Not one to be stopped, Bernard began exploring the South of France, where he quickly became enamored by the landscape and natural light of Brittany. In August 1886, he met Gauguin at Pont-Aven, He was always a firm believer that his already-developed artistic style had a great influence upon Gauguin’s style at the time. Upon his return to Paris, Bernard met van Gogh. An enduring but charged friendship developed between Bernard, Gauguin and van Gogh, which resulted in closely linked artistic experimentation among the trio. Bernard was the first to take note of van Gogh’s work, and the two maintained correspondence for many years. After van Gogh’s death, Bernard arranged for an exhibition of the late artist’s work.

In the late 1880s, Bernard, along with Louis Anquetin, experimented with Cloisonnism, as well as Synthesism, an art style in which form and color is synthesized with the artist’s vision. Bernard also experimented with Symbolism in both art and literature. His style, featuring primarily religious motifs, was defined by strong outlines, flat color, and an expressive, unnatural color palette.

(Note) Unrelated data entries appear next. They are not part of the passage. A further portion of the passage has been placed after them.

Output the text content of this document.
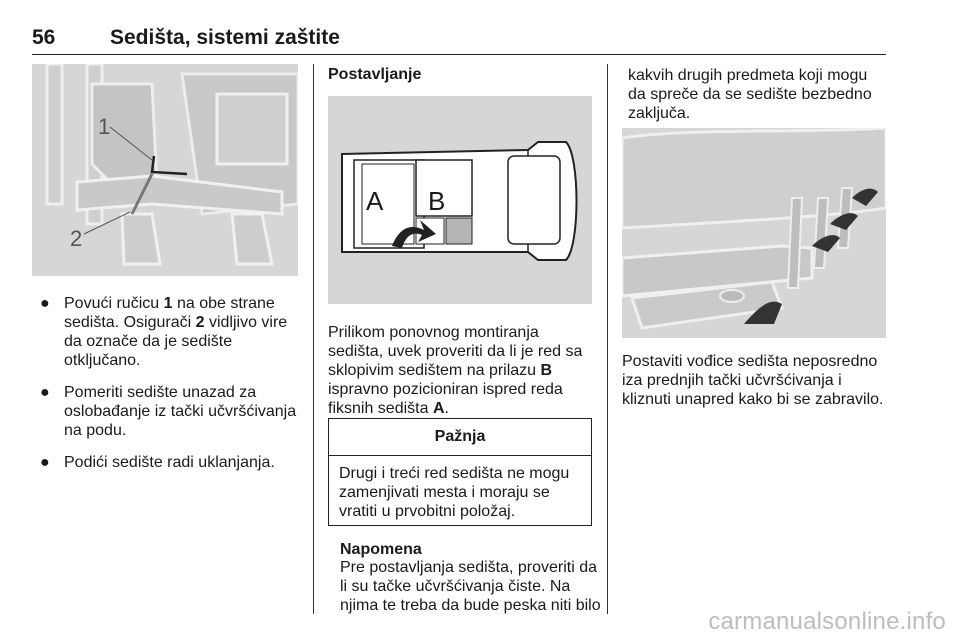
56	Sedišta, sistemi zaštite
1
2
● Povući ručicu 1 na obe strane sedišta. Osigurači 2 vidljivo vire da označe da je sedište otključano.
● Pomeriti sedište unazad za oslobađanje iz tački učvršćivanja na podu.
● Podići sedište radi uklanjanja.
Postavljanje
A B
Prilikom ponovnog montiranja sedišta, uvek proveriti da li je red sa sklopivim sedištem na prilazu B ispravno pozicioniran ispred reda fiksnih sedišta A.
Pažnja
Drugi i treći red sedišta ne mogu zamenjivati mesta i moraju se vratiti u prvobitni položaj.
Napomena
Pre postavljanja sedišta, proveriti da li su tačke učvršćivanja čiste. Na njima te treba da bude peska niti bilo
kakvih drugih predmeta koji mogu da spreče da se sedište bezbedno zaključa.
Postaviti vođice sedišta neposredno iza prednjih tački učvršćivanja i kliznuti unapred kako bi se zabravilo.
carmanualsonline.info
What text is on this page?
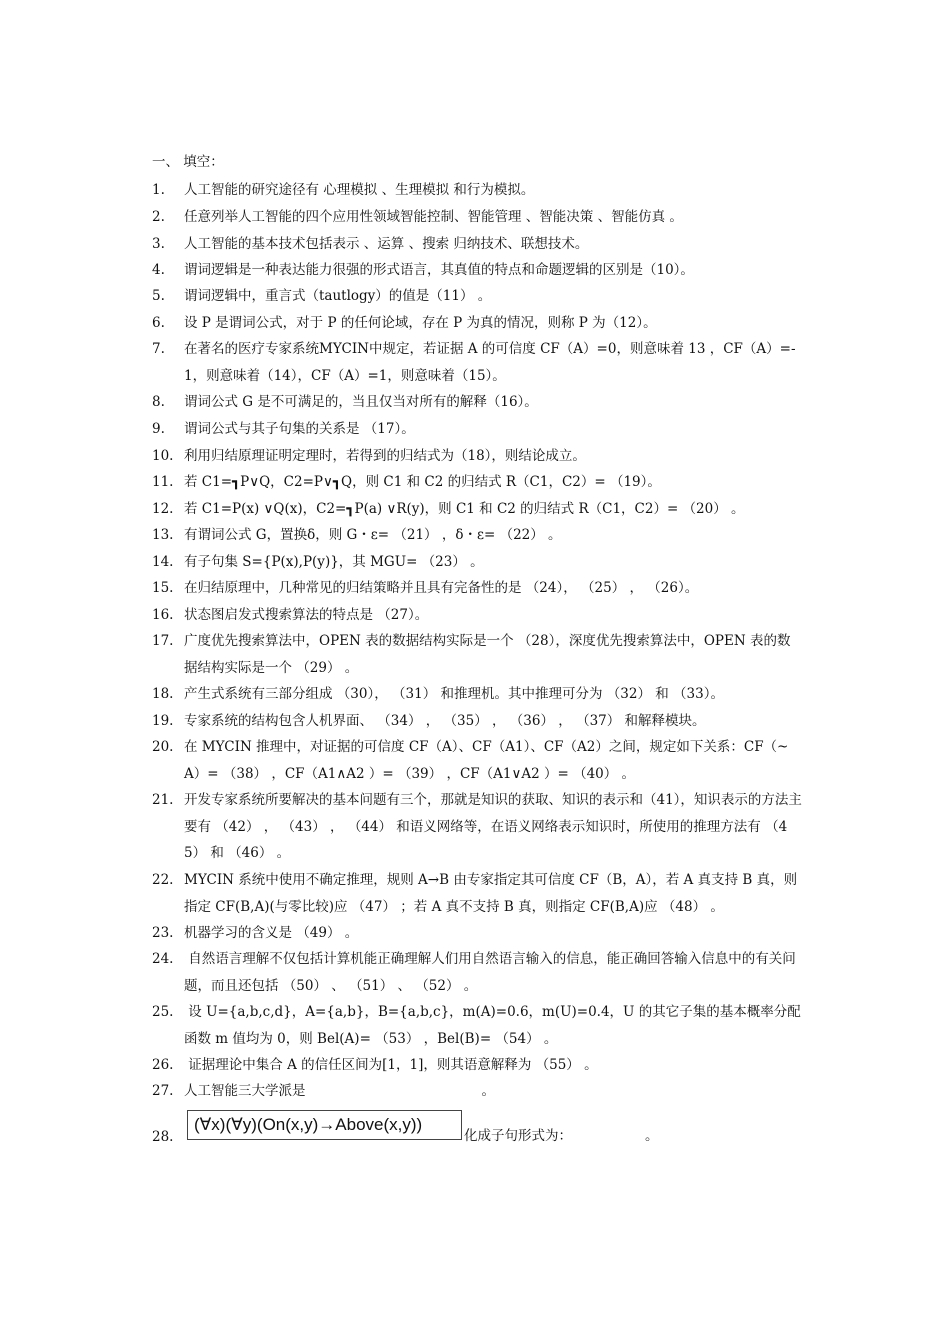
一、 填空：
1. 人工智能的研究途径有 心理模拟 、生理模拟 和行为模拟。
2. 任意列举人工智能的四个应用性领域智能控制、智能管理 、智能决策 、智能仿真 。
3. 人工智能的基本技术包括表示 、运算 、搜索 归纳技术、联想技术。
4. 谓词逻辑是一种表达能力很强的形式语言，其真值的特点和命题逻辑的区别是（10）。
5. 谓词逻辑中，重言式（tautlogy）的值是（11） 。
6. 设 P 是谓词公式，对于 P 的任何论域，存在 P 为真的情况，则称 P 为（12）。
7. 在著名的医疗专家系统MYCIN中规定，若证据 A 的可信度 CF（A）=0，则意味着 13 ，CF（A）=-1，则意味着（14），CF（A）=1，则意味着（15）。
8. 谓词公式 G 是不可满足的，当且仅当对所有的解释（16）。
9. 谓词公式与其子句集的关系是 （17）。
10. 利用归结原理证明定理时，若得到的归结式为（18），则结论成立。
11. 若 C1=┓P∨Q，C2=P∨┓Q，则 C1 和 C2 的归结式 R（C1，C2）= （19）。
12. 若 C1=P(x) ∨Q(x)，C2=┓P(a) ∨R(y)，则 C1 和 C2 的归结式 R（C1，C2）= （20） 。
13. 有谓词公式 G，置换δ，则 G・ε= （21） ，δ・ε= （22） 。
14. 有子句集 S={P(x),P(y)}，其 MGU= （23） 。
15. 在归结原理中，几种常见的归结策略并且具有完备性的是 （24）， （25） ， （26）。
16. 状态图启发式搜索算法的特点是 （27）。
17. 广度优先搜索算法中，OPEN 表的数据结构实际是一个 （28），深度优先搜索算法中，OPEN 表的数据结构实际是一个 （29） 。
18. 产生式系统有三部分组成 （30）， （31） 和推理机。其中推理可分为 （32） 和 （33）。
19. 专家系统的结构包含人机界面、 （34） ， （35） ， （36） ， （37） 和解释模块。
20. 在 MYCIN 推理中，对证据的可信度 CF（A）、CF（A1）、CF（A2）之间，规定如下关系：CF（~A）= （38） ，CF（A1∧A2 ）= （39） ，CF（A1∨A2 ）= （40） 。
21. 开发专家系统所要解决的基本问题有三个，那就是知识的获取、知识的表示和（41），知识表示的方法主要有 （42） ， （43） ， （44） 和语义网络等，在语义网络表示知识时，所使用的推理方法有 （45） 和 （46） 。
22. MYCIN 系统中使用不确定推理，规则 A→B 由专家指定其可信度 CF（B，A），若 A 真支持 B 真，则指定 CF(B,A)(与零比较)应 （47） ；若 A 真不支持 B 真，则指定 CF(B,A)应 （48） 。
23. 机器学习的含义是 （49） 。
24. 自然语言理解不仅包括计算机能正确理解人们用自然语言输入的信息，能正确回答输入信息中的有关问题，而且还包括 （50） 、 （51） 、 （52） 。
25. 设 U={a,b,c,d}，A={a,b}，B={a,b,c}，m(A)=0.6，m(U)=0.4，U 的其它子集的基本概率分配函数 m 值均为 0，则 Bel(A)= （53） ，Bel(B)= （54） 。
26. 证据理论中集合 A 的信任区间为[1，1]，则其语意解释为 （55） 。
27. 人工智能三大学派是                                         。
28.
(∀x)(∀y)(On(x,y)→Above(x,y))
化成子句形式为：                 。
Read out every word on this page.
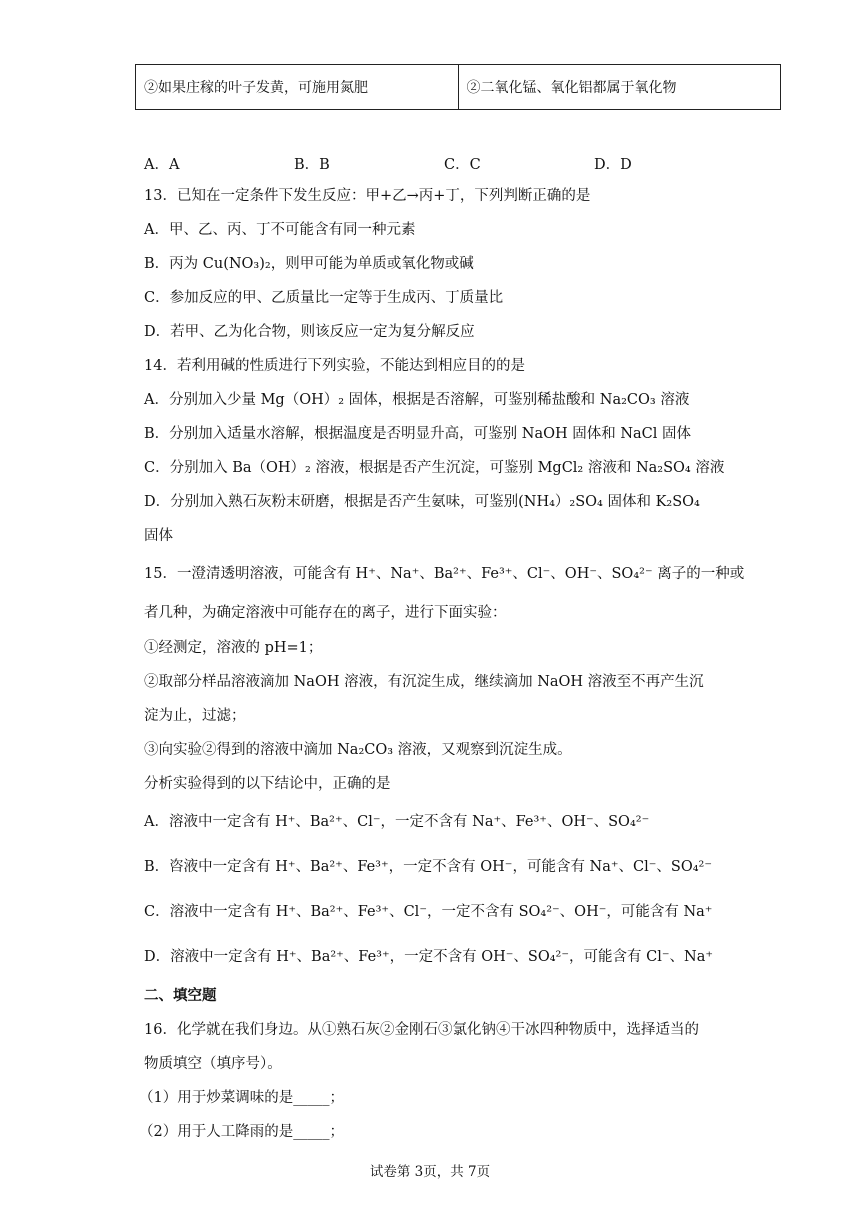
②如果庄稼的叶子发黄，可施用氮肥	②二氧化锰、氧化铝都属于氧化物
A．A	B．B	C．C	D．D
13．已知在一定条件下发生反应：甲+乙→丙+丁，下列判断正确的是
A．甲、乙、丙、丁不可能含有同一种元素
B．丙为 Cu(NO₃)₂，则甲可能为单质或氧化物或碱
C．参加反应的甲、乙质量比一定等于生成丙、丁质量比
D．若甲、乙为化合物，则该反应一定为复分解反应
14．若利用碱的性质进行下列实验，不能达到相应目的的是
A．分别加入少量 Mg（OH）₂ 固体，根据是否溶解，可鉴别稀盐酸和 Na₂CO₃ 溶液
B．分别加入适量水溶解，根据温度是否明显升高，可鉴别 NaOH 固体和 NaCl 固体
C．分别加入 Ba（OH）₂ 溶液，根据是否产生沉淀，可鉴别 MgCl₂ 溶液和 Na₂SO₄ 溶液
D．分别加入熟石灰粉末研磨，根据是否产生氨味，可鉴别(NH₄）₂SO₄ 固体和 K₂SO₄
固体
15．一澄清透明溶液，可能含有 H⁺、Na⁺、Ba²⁺、Fe³⁺、Cl⁻、OH⁻、SO₄²⁻ 离子的一种或
者几种，为确定溶液中可能存在的离子，进行下面实验：
①经测定，溶液的 pH=1；
②取部分样品溶液滴加 NaOH 溶液，有沉淀生成，继续滴加 NaOH 溶液至不再产生沉
淀为止，过滤；
③向实验②得到的溶液中滴加 Na₂CO₃ 溶液，又观察到沉淀生成。
分析实验得到的以下结论中，正确的是
A．溶液中一定含有 H⁺、Ba²⁺、Cl⁻，一定不含有 Na⁺、Fe³⁺、OH⁻、SO₄²⁻
B．咨液中一定含有 H⁺、Ba²⁺、Fe³⁺，一定不含有 OH⁻，可能含有 Na⁺、Cl⁻、SO₄²⁻
C．溶液中一定含有 H⁺、Ba²⁺、Fe³⁺、Cl⁻，一定不含有 SO₄²⁻、OH⁻，可能含有 Na⁺
D．溶液中一定含有 H⁺、Ba²⁺、Fe³⁺，一定不含有 OH⁻、SO₄²⁻，可能含有 Cl⁻、Na⁺
二、填空题
16．化学就在我们身边。从①熟石灰②金刚石③氯化钠④干冰四种物质中，选择适当的
物质填空（填序号）。
（1）用于炒菜调味的是_____；
（2）用于人工降雨的是_____；
试卷第 3页，共 7页
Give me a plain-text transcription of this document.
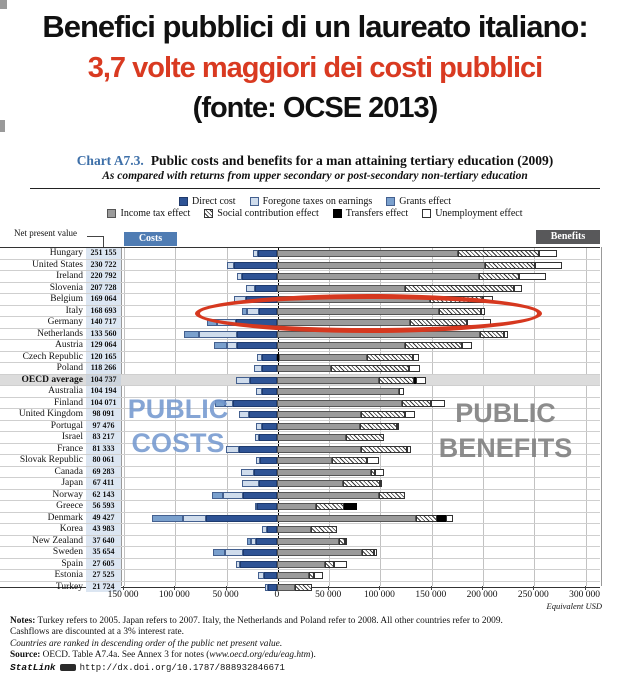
Benefici pubblici di un laureato italiano:
3,7 volte maggiori dei costi pubblici
(fonte: OCSE 2013)
Chart A7.3. Public costs and benefits for a man attaining tertiary education (2009)
As compared with returns from upper secondary or post-secondary non-tertiary education
Direct cost	Foregone taxes on earnings	Grants effect
Income tax effect	Social contribution effect	Transfers effect	Unemployment effect
Net present value	Costs	Benefits
Hungary 251 155
United States 230 722
Ireland 220 792
Slovenia 207 728
Belgium 169 064
Italy 168 693
Germany 140 717
Netherlands 133 560
Austria 129 064
Czech Republic 120 165
Poland 118 266
OECD average 104 737
Australia 104 194
Finland 104 071
United Kingdom	98 091
Portugal	97 476
Israel	83 217
France	81 333
Slovak Republic	80 061
Canada	69 283
Japan	67 411
Norway	62 143
Greece	56 593
Denmark	49 427
Korea	43 983
New Zealand	37 640
Sweden	35 654
Spain	27 605
Estonia	27 525
Turkey	21 724
PUBLIC
COSTS
PUBLIC
BENEFITS
150 000	100 000	50 000	0	50 000	100 000	150 000	200 000	250 000	300 000
Equivalent USD
Notes: Turkey refers to 2005. Japan refers to 2007. Italy, the Netherlands and Poland refer to 2008. All other countries refer to 2009.
Cashflows are discounted at a 3% interest rate.
Countries are ranked in descending order of the public net present value.
Source: OECD. Table A7.4a. See Annex 3 for notes (www.oecd.org/edu/eag.htm).
StatLink	http://dx.doi.org/10.1787/888932846671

Bernard toured Italy in 1894 and then settled in Egypt for 10 years. Returning to France in 1904, he published his correspondence with van Gogh, Gauguin and other artists. Bernard died in Paris on April 16, 1941. He is highly regarded as an imperative force in the development of modern art. Today, his works are held in the collections of the Musée d’Orsay in Paris, the Rijksmuseum in Amsterdam, the Museum of Modern Art in New York, and the National Gallery of Art in Washington, D.C.